Of ponkans, apples and ratiles

BONGBONG MARCOS it was that started it: fruits in the current of events political, that is.
At the Café Mesa in Clark Friday last week for a meet-the-local-press, the son of the Great Ferdinand was breezing through whatever issues thrown his way when the winning chances of his standard bearer in Pampanga was raised, premised on the administration’s purported stranglehold of the local government executives.
“So have you heard of the ponkan story of Senator Villar?” inquired Bongbong. Nobody had any inkling of the story. So everybody wanted to hear it.
“The ponkan fruit starts green but turns orange when ripe and ready for the picking. That’s the whole story.” Bongbong said, his smile that of the tangerine Cheshire cat that just devoured the yellow canary. The metaphor of colors and creatures there mine, and intended for some conclusive effect.
So was Bongbong saying there are Pampanga mayors who may be, at this early, already playing footsie, if not sleeping, with the enemy?
More than feelers, Bongbong said, had been sent by an undetermined number to Villar. But of course, they could not as yet be named.
“In due time, they will come out,” Bongbong promised.
Okay now, who might Bongbong be referring to?
Lime yellow is the color of City of San Fernando Mayor Oscar S. Rodriguez, being committed to Senator Aquino.
Angeles City Mayor Blueboy Nepomuceno already sports Villar orange.
It cannot be Mabalacat Mayor Boking Morales, being all shades of green and his daughter already entrenched in the Villar camp, courtesy of her husband’s dogged rabidity to the Bondoc camp, the bastion of the Nacionalista Party in Pampanga.
No way for Candaba’s Jerry Pelayo, having the distinction as the first Pampanga mayor to endorse Gibo Teodoro soon as his name was whispered as presidential material. Besides, what’s his name Gulapa has long enslaved himself to the Bondoc cause to spite Pelayo.
I am not telling but I know at least two Pampanga mayors who have had some up close and personal relationships with Villar. I am not also saying that they are among those Bongbong implied.
Time will tell if the mayors’ green today will turn orange before election day.

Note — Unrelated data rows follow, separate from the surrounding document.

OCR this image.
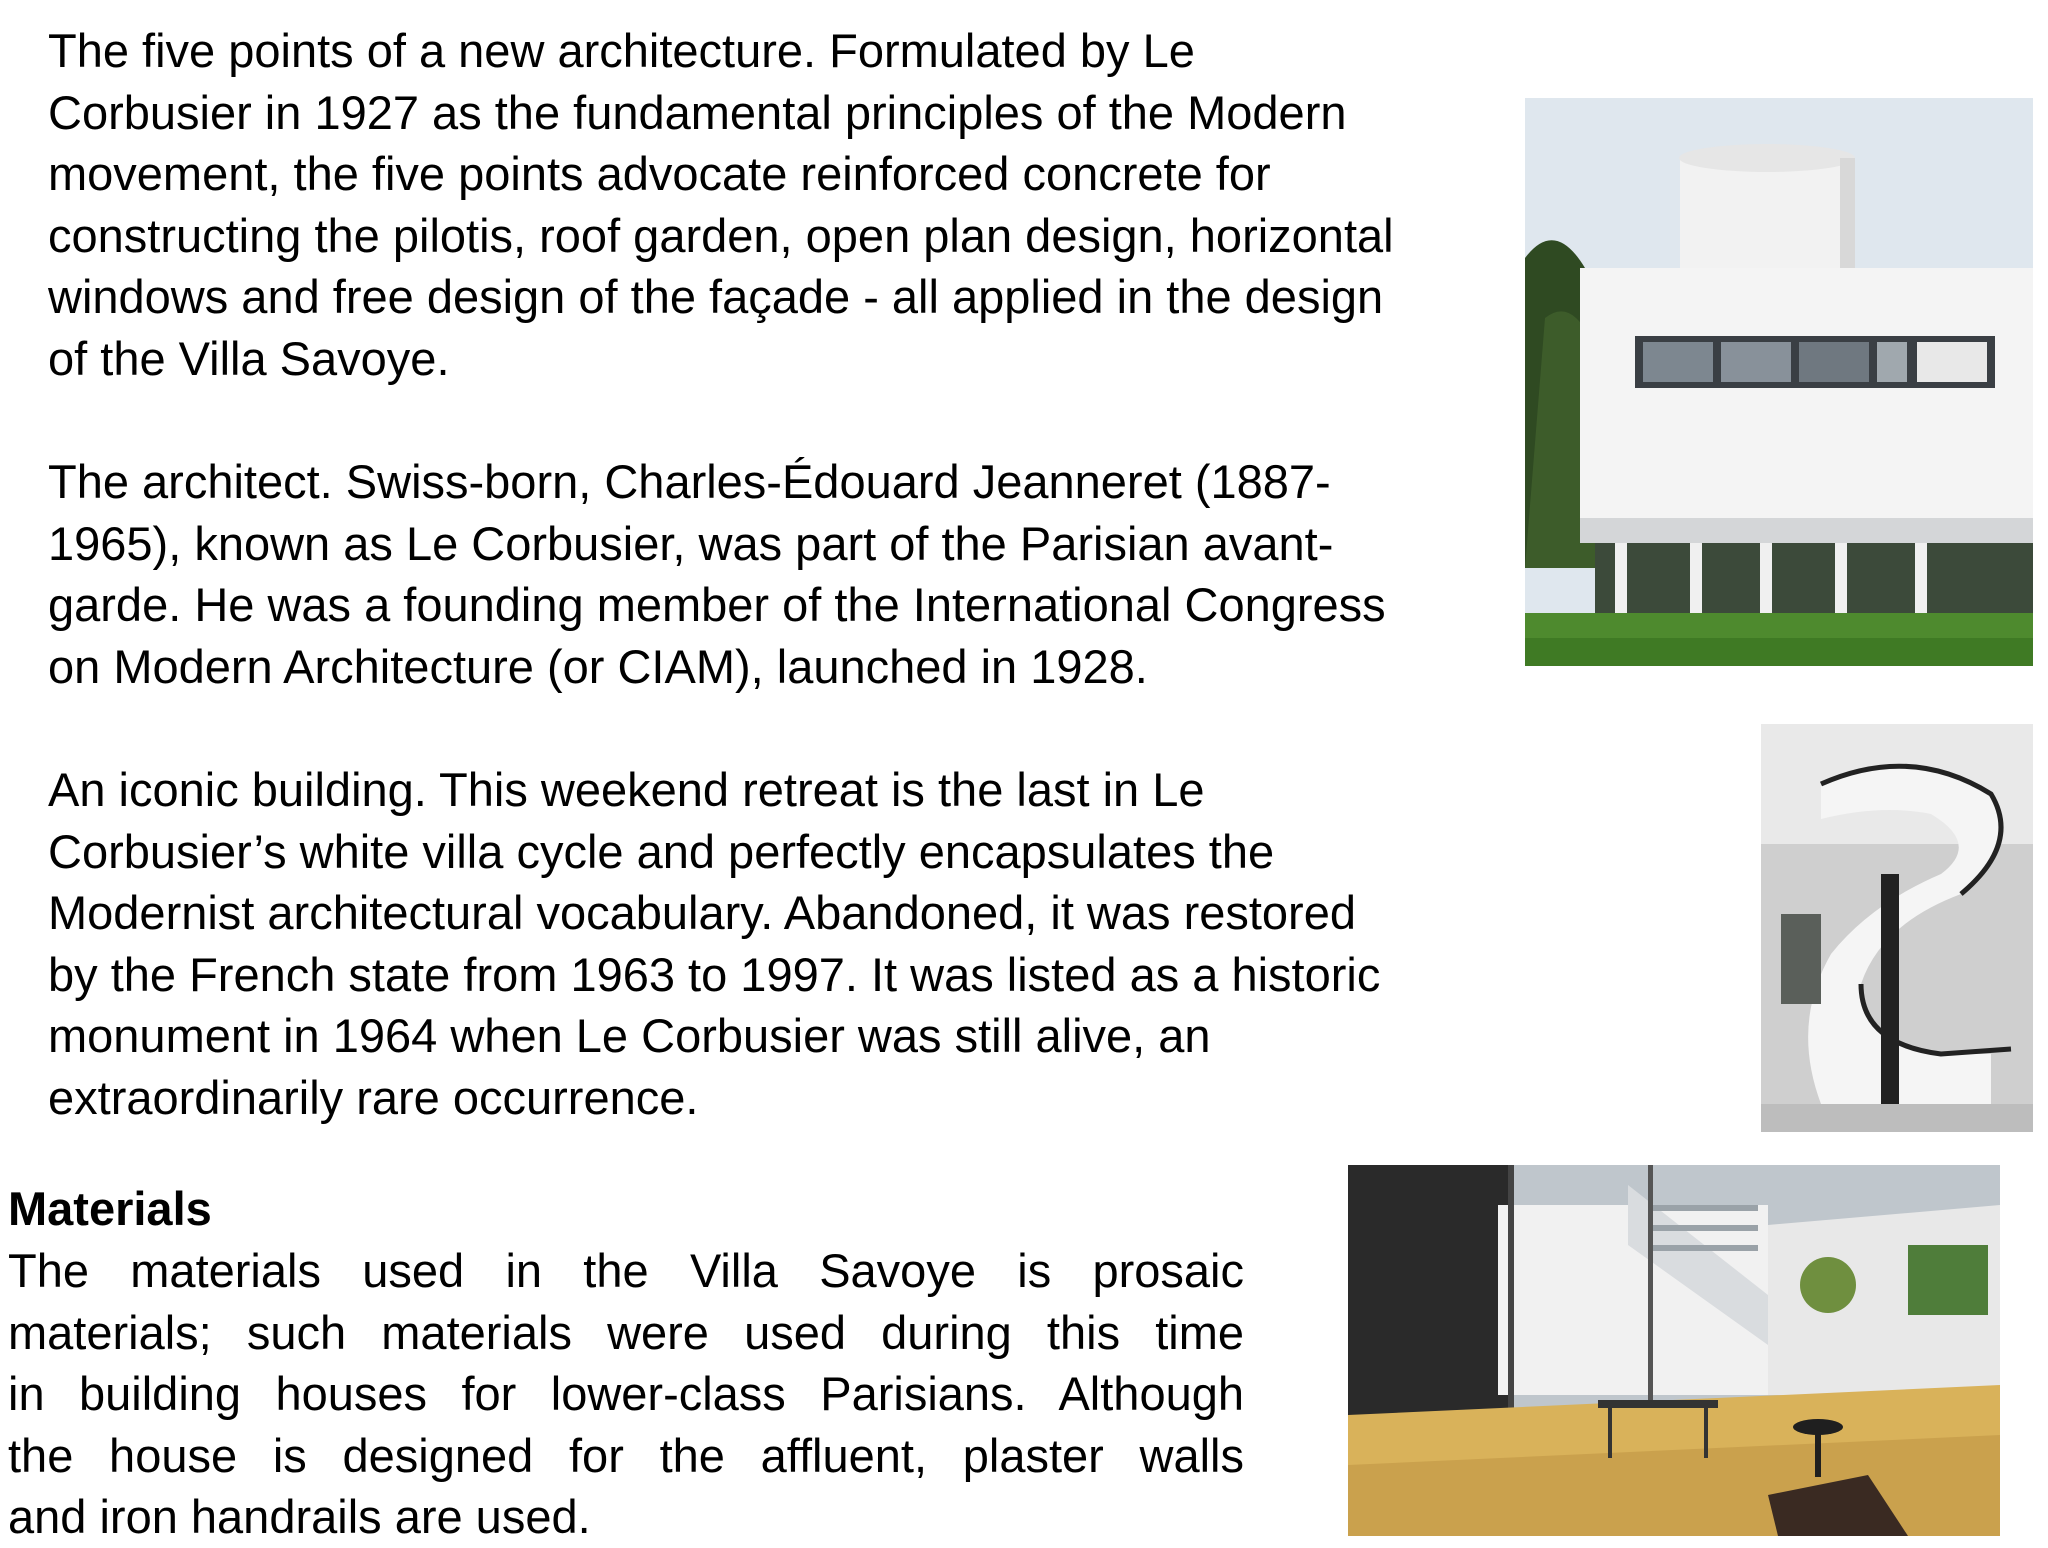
The five points of a new architecture. Formulated by Le
Corbusier in 1927 as the fundamental principles of the Modern
movement, the five points advocate reinforced concrete for
constructing the pilotis, roof garden, open plan design, horizontal
windows and free design of the façade - all applied in the design
of the Villa Savoye.
The architect. Swiss-born, Charles-Édouard Jeanneret (1887-
1965), known as Le Corbusier, was part of the Parisian avant-
garde. He was a founding member of the International Congress
on Modern Architecture (or CIAM), launched in 1928.
An iconic building. This weekend retreat is the last in Le
Corbusier’s white villa cycle and perfectly encapsulates the
Modernist architectural vocabulary. Abandoned, it was restored
by the French state from 1963 to 1997. It was listed as a historic
monument in 1964 when Le Corbusier was still alive, an
extraordinarily rare occurrence.
Materials
The materials used in the Villa Savoye is prosaic
materials; such materials were used during this time
in building houses for lower-class Parisians. Although
the house is designed for the affluent, plaster walls
and iron handrails are used.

Saturday last week, the ponkan story was raised by Ashley Manabat at the breakfast table of 3rd District Rep. Dong Gonzales, the Lakas-CMD-Kampi campaign chair for Central Luzon.
“It’s the apple, not the ponkan that is the favorite not only in Pampanga but in the whole of Region 3, specifically, the green apple that is ripe, ready and refreshingly succulent in its greenness. Unlike the ponkan, no matter how orange in color, the green apple has no taste of any sourness.” So went Cong Dong’s own take of the fruity story.
Ironic though that the fruits served by Cong Dong’s kitchen cabinet were yellow bananas and la mallorca – that is yellow not red – watermelons.
Still, neither colors nor fruits mattered to the omnivore Macky Pangan of Central Luzon Daily who kept on munching whatever was served, gastronomically or intellectually.
It was the PR maven Jun Sula of Sun-Star Pampanga that gave us some indigestion, in them political sense.
“Forget ponkan and apples. It is the lowly ratiles that best embodies political shading. The fruit starts green, turns yellow, then orange, and finally red in its full ripeness,” the man called Zoolander declared.
Red? I never suspected Jun S. as blood donor to the Red Cross, not even as a Subic volunteer.